Using the divusa data, fit a regression model with divorce as the response and unemployed, femlab, marriage, birth and military as predictors.
##
## Call:
## lm(formula = divorce ~ unemployed + femlab + marriage + birth +
## military, data = divusa)
##
## Residuals:
## Min 1Q Median 3Q Max
## -3.8611 -0.8916 -0.0496 0.8650 3.8300
##
## Coefficients:
## Estimate Std. Error t value Pr(>|t|)
## (Intercept) 2.48784 3.39378 0.733 0.4659
## unemployed -0.11125 0.05592 -1.989 0.0505 .
## femlab 0.38365 0.03059 12.543 < 2e-16 ***
## marriage 0.11867 0.02441 4.861 6.77e-06 ***
## birth -0.12996 0.01560 -8.333 4.03e-12 ***
## military -0.02673 0.01425 -1.876 0.0647 .
## ---
## Signif. codes: 0 '***' 0.001 '**' 0.01 '*' 0.05 '.' 0.1 ' ' 1
##
## Residual standard error: 1.65 on 71 degrees of freedom
## Multiple R-squared: 0.9208, Adjusted R-squared: 0.9152
## F-statistic: 165.1 on 5 and 71 DF, p-value: < 2.2e-16
## unemployed femlab marriage birth military
## 2.252888 3.613276 2.864864 2.585485 1.249596
The R-squared is very high and the multi-collinearity checks out as well.
The next thing we will look at is to see if there are any problems with the errors (specifically if they are correlated).

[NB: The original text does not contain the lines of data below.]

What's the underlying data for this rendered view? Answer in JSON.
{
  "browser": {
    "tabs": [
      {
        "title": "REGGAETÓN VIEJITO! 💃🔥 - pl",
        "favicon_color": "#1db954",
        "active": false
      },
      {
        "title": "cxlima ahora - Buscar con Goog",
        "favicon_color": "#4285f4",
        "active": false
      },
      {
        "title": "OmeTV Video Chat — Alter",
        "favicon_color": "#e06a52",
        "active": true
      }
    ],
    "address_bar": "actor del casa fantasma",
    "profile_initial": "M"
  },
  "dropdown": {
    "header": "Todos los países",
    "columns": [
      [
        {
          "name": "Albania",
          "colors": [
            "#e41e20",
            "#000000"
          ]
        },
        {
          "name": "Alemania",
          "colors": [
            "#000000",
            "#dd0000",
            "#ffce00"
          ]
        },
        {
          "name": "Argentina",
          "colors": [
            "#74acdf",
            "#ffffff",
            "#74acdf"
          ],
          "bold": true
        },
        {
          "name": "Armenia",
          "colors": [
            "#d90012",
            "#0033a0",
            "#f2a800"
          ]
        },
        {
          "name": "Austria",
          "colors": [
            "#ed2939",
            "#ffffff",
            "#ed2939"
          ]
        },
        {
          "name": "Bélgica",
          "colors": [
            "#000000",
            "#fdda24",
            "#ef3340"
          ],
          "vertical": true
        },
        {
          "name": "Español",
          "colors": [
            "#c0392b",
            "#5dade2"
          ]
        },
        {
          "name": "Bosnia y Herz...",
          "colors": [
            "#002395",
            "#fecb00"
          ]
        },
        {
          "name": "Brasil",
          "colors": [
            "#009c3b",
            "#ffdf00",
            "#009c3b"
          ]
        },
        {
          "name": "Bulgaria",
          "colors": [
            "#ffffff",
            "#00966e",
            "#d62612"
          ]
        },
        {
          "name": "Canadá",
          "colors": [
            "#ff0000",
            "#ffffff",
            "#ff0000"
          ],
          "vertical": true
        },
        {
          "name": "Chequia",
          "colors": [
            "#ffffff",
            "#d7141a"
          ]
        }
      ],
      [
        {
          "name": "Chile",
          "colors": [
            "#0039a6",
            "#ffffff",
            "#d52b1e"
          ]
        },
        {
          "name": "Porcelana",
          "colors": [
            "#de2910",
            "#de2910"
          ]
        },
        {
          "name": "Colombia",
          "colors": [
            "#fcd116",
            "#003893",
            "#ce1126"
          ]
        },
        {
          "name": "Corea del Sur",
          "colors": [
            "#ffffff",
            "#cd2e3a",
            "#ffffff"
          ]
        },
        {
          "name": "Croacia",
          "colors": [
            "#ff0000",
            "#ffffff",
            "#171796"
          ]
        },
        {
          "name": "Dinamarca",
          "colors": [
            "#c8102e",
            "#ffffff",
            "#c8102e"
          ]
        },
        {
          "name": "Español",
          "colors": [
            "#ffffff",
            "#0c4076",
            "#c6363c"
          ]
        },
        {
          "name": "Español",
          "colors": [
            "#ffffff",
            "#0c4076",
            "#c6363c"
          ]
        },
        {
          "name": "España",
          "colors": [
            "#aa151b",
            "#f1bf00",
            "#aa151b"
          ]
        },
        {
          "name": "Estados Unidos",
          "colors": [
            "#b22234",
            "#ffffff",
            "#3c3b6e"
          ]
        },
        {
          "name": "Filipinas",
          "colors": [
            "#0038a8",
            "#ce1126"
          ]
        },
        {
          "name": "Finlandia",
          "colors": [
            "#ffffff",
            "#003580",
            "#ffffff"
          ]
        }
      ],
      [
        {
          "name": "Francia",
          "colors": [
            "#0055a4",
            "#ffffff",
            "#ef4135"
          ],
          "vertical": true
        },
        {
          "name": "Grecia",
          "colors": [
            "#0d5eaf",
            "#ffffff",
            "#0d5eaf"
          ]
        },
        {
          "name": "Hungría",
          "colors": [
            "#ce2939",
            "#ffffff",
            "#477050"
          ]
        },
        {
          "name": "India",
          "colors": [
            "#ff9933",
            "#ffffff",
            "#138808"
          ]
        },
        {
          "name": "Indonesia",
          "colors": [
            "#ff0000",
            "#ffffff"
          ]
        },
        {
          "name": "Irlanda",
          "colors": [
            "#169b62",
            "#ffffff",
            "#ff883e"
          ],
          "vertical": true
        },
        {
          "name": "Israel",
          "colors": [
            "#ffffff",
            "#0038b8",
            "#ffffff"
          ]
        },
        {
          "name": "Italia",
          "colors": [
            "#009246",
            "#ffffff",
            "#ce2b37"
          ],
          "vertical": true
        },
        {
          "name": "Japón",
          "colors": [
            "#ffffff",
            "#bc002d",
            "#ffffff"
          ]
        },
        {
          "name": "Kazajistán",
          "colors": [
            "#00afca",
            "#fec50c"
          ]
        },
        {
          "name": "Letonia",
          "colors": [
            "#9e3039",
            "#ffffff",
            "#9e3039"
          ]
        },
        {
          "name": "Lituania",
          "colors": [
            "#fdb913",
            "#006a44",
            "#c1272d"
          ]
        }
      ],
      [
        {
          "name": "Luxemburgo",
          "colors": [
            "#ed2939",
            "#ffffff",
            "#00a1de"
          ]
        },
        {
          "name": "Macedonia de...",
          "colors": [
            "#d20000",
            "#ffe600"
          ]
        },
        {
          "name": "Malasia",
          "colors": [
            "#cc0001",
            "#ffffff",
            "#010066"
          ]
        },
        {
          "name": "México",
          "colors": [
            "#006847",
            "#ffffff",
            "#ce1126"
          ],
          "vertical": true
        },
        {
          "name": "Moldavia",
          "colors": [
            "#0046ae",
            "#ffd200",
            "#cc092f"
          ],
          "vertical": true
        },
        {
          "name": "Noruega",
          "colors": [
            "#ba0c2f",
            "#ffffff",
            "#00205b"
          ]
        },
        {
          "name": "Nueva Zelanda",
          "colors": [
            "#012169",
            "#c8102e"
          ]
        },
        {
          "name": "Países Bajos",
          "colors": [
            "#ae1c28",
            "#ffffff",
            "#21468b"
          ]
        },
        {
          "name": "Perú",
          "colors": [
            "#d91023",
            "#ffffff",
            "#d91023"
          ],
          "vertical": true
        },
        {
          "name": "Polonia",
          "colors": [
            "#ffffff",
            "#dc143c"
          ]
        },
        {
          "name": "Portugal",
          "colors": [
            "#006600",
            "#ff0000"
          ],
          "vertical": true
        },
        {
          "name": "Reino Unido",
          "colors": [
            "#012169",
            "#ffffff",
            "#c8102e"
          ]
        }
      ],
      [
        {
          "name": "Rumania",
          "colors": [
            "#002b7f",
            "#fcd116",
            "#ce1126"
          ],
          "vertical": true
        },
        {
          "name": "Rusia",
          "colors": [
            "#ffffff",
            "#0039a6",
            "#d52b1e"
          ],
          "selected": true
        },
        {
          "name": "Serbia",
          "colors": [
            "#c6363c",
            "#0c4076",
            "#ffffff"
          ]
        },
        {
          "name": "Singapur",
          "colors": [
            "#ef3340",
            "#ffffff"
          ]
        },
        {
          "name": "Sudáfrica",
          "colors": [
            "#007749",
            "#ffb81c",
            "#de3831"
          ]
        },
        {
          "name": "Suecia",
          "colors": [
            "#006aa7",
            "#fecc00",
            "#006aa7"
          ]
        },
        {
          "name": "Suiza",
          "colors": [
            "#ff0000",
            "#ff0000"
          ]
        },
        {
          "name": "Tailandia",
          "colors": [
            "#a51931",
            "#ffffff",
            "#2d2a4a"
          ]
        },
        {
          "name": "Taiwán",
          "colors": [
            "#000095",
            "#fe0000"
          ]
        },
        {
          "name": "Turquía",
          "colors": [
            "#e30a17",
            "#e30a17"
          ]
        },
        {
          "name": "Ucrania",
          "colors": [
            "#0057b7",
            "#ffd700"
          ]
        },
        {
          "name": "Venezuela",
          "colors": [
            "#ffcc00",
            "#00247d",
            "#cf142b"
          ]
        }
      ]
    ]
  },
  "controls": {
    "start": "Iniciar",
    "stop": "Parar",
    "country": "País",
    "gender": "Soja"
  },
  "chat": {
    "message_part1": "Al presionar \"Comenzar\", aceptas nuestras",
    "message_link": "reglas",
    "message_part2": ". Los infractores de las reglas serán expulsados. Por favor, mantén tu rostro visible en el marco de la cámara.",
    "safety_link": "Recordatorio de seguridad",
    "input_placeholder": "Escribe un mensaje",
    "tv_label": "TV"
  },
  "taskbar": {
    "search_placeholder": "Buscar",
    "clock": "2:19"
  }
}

## Generalized least squares fit by maximum likelihood
## Model: divorce ~ unemployed + femlab + marriage + birth + military
## Data: divusa
## AIC BIC logLik
## 179.9523 198.7027 -81.97613
##
## Correlation Structure: AR(1)
## Formula: ~year
## Parameter estimate(s):
## Phi
## 0.9715486
##
## Coefficients:
## Value Std.Error t-value p-value
## (Intercept) -7.059682 5.547193 -1.272658 0.2073
## unemployed 0.107643 0.045915 2.344395 0.0219
## femlab 0.312085 0.095151 3.279878 0.0016
## marriage 0.164326 0.022897 7.176766 0.0000
## birth -0.049909 0.022012 -2.267345 0.0264
## military 0.017946 0.014271 1.257544 0.2127
##
## Correlation:
## (Intr) unmply femlab marrig birth
## unemployed -0.420
## femlab -0.802 0.240
## marriage -0.516 0.607 0.307
## birth -0.379 0.041 0.066 -0.094
## military -0.036 0.436 -0.311 0.530 0.128
##
## Standardized residuals:
## Min Q1 Med Q3 Max
## -1.4509327 -0.9760939 -0.6164694 1.1375377 2.1593261
##
## Residual standard error: 2.907665
## Degrees of freedom: 77 total; 71 residual
## Approximate 95% confidence intervals
##
## Correlation structure:
## lower est. upper
## Phi 0.6528097 0.9715486 0.9980192
## attr(,"label")
## [1] "Correlation structure:"
##
## Residual standard error:
## lower est. upper
## 0.7974404 2.9076645 10.6020628
We can see above that the Phi value almost outputs a complete positive relationship at .97! Our confidence interval check also checks that at 95% the AR(1) correlations is significant.
The GLS model also did have a different result of what variables it found significant. The GLS model only found marriage and femlab to be statistically significant.
##
## Durbin-Watson test
##
## data: divorce ~ unemployed + femlab + marriage + birth + military
## DW = 0.29988, p-value < 2.2e-16
## alternative hypothesis: true autocorrelation is greater than 0
We can see further above that the Dubin-Watson statistic confirms the auto correlation.
I would say that the correlation of errors exist because our time series is using year as a period. The errors for divorce rate therefore would be quite similar from year to year with a positive trend, which all in all if you think about it is unfortunately common knowledge and makes sense.